There is no doubt that nurses in advanced roles need to be familiar with current health policies and strategies to contribute to policy development. However, even ordinary individuals who value the health environment also have to demonstrate their concern over important health issues, such as the prevalence of secondhand smoking. By definition, secondhand smoking, also known as “passive smoking,” pertains to the act of inhaling tobacco smoke from other persons who are actually smoking. According to the World Health Organization (2011), secondhand smoking accounts for over 3,000 death cases of lung cancer worldwide each year. In the case of Texas, secondhand smoking was also largely associated with an increase in the morbidity rate caused by asthma and other respiratory problems among children and adults (Department of Health and Human Services, 2003). In this research paper, I will be discussing my personal experiences in influencing policymakers in line with their efforts to change policy and promote health. Secondly, I will also address a policy issue that needs to be tackled in the community and the workplace that is relevant to my selected role specialization. I will also outline a policy strategy that utilizes a high degree of political competence to address the policy issue.

Personal Experiences

            There was a time when I became really concerned about secondhand smoking to the point that I wrote to our congressman regarding my concerns.
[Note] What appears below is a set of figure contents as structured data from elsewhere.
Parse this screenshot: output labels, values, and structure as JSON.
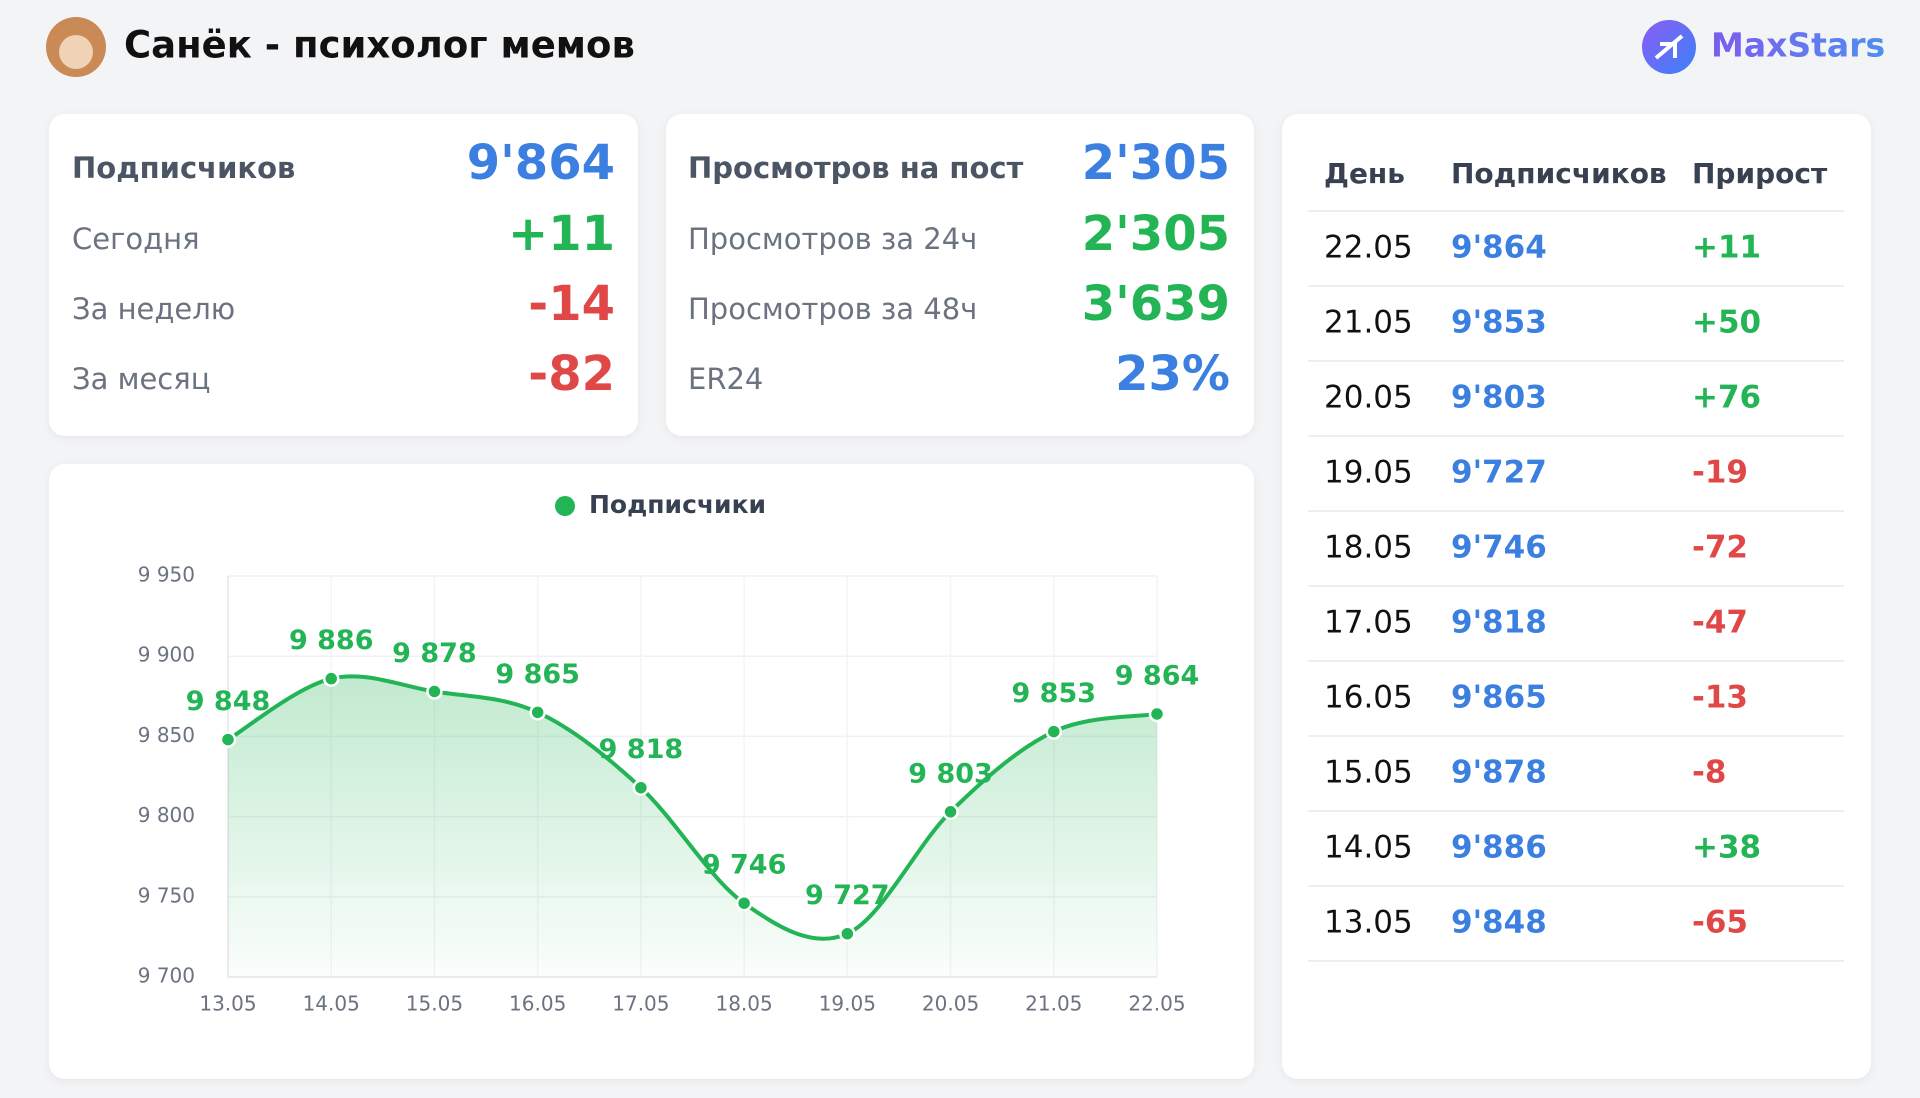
{
  "header": {
    "title": "Санёк - психолог мемов",
    "brand": "MaxStars"
  },
  "cards": [
    {
      "rows": [
        {
          "label": "Подписчиков",
          "value": "9'864",
          "color": "#3b7fe0"
        },
        {
          "label": "Сегодня",
          "value": "+11",
          "color": "#22b455"
        },
        {
          "label": "За неделю",
          "value": "-14",
          "color": "#e04848"
        },
        {
          "label": "За месяц",
          "value": "-82",
          "color": "#e04848"
        }
      ]
    },
    {
      "rows": [
        {
          "label": "Просмотров на пост",
          "value": "2'305",
          "color": "#3b7fe0"
        },
        {
          "label": "Просмотров за 24ч",
          "value": "2'305",
          "color": "#22b455"
        },
        {
          "label": "Просмотров за 48ч",
          "value": "3'639",
          "color": "#22b455"
        },
        {
          "label": "ER24",
          "value": "23%",
          "color": "#3b7fe0"
        }
      ]
    }
  ],
  "table": {
    "headers": [
      "День",
      "Подписчиков",
      "Прирост"
    ],
    "rows": [
      {
        "day": "22.05",
        "subscribers": "9'864",
        "growth": "+11",
        "color": "#22b455"
      },
      {
        "day": "21.05",
        "subscribers": "9'853",
        "growth": "+50",
        "color": "#22b455"
      },
      {
        "day": "20.05",
        "subscribers": "9'803",
        "growth": "+76",
        "color": "#22b455"
      },
      {
        "day": "19.05",
        "subscribers": "9'727",
        "growth": "-19",
        "color": "#e04848"
      },
      {
        "day": "18.05",
        "subscribers": "9'746",
        "growth": "-72",
        "color": "#e04848"
      },
      {
        "day": "17.05",
        "subscribers": "9'818",
        "growth": "-47",
        "color": "#e04848"
      },
      {
        "day": "16.05",
        "subscribers": "9'865",
        "growth": "-13",
        "color": "#e04848"
      },
      {
        "day": "15.05",
        "subscribers": "9'878",
        "growth": "-8",
        "color": "#e04848"
      },
      {
        "day": "14.05",
        "subscribers": "9'886",
        "growth": "+38",
        "color": "#22b455"
      },
      {
        "day": "13.05",
        "subscribers": "9'848",
        "growth": "-65",
        "color": "#e04848"
      }
    ]
  },
  "chart_data": {
    "type": "line",
    "categories": [
      "13.05",
      "14.05",
      "15.05",
      "16.05",
      "17.05",
      "18.05",
      "19.05",
      "20.05",
      "21.05",
      "22.05"
    ],
    "series": [
      {
        "name": "Подписчики",
        "color": "#22b455",
        "values": [
          9848,
          9886,
          9878,
          9865,
          9818,
          9746,
          9727,
          9803,
          9853,
          9864
        ],
        "value_labels": [
          "9 848",
          "9 886",
          "9 878",
          "9 865",
          "9 818",
          "9 746",
          "9 727",
          "9 803",
          "9 853",
          "9 864"
        ]
      }
    ],
    "ylim": [
      9700,
      9950
    ],
    "yticks": [
      {
        "value": 9700,
        "label": "9 700"
      },
      {
        "value": 9750,
        "label": "9 750"
      },
      {
        "value": 9800,
        "label": "9 800"
      },
      {
        "value": 9850,
        "label": "9 850"
      },
      {
        "value": 9900,
        "label": "9 900"
      },
      {
        "value": 9950,
        "label": "9 950"
      }
    ],
    "grid": true
  }
}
This was a significant issue at my workplace because the staff, patients, and family members in the health organization I serve do not follow the rules on “designated smoking areas.” They tend to smoke in front of the hospital and loading docks. Additionally, some area restaurants in Texas still allow smoking in public. For me, secondhand smoking presents a significant problem, given the fact that hospitals are becoming more selective in hiring employees. Even insurance rates are increasing for smokers, and some are declined coverage due to the associated risks.

Policy Issues

            Based on the Department of State Health Services in Texas, tobacco control and prevention are crucial to reduce the negative health effects on the citizens residing in Texas. Among its major goals are preventing tobacco use among young people, promoting compliance, supporting adequate enforcement of federal, state, and local tobacco laws, and eliminating people’s exposure to secondhand smoking (Texas Department of State Health Services, 2011). However, these policies appear to be not strictly enforced by the state government in Texas, as many people still do not follow the said policies and continue smoking even in non-designated areas.

Addressing the Policy Issue

            It is essential to devise a policy strategy that utilizes a high degree of political competence to address the policy issue of people’s lack of obedience and respect for the implemented policies, leading them to smoke in non-designated areas. One possible strategy that the government in Texas may adopt is implementing stricter punishments and fines for anyone seen disobeying the policy. For example, significant fines and imprisonment terms may serve as severe punishments for anyone who willfully smokes in non-designated areas, especially in public places. The Texas government may also assign “anti-smoker watchdogs” from all over Texas to report on whoever is disobeying the newly implemented anti-secondhand smoking policies.




Department of Health and Human Services. (2003). Secondhand Smoke exposure among middle and high school students — Texas, 2001. MMWR Weekly, 52(8), 152-154.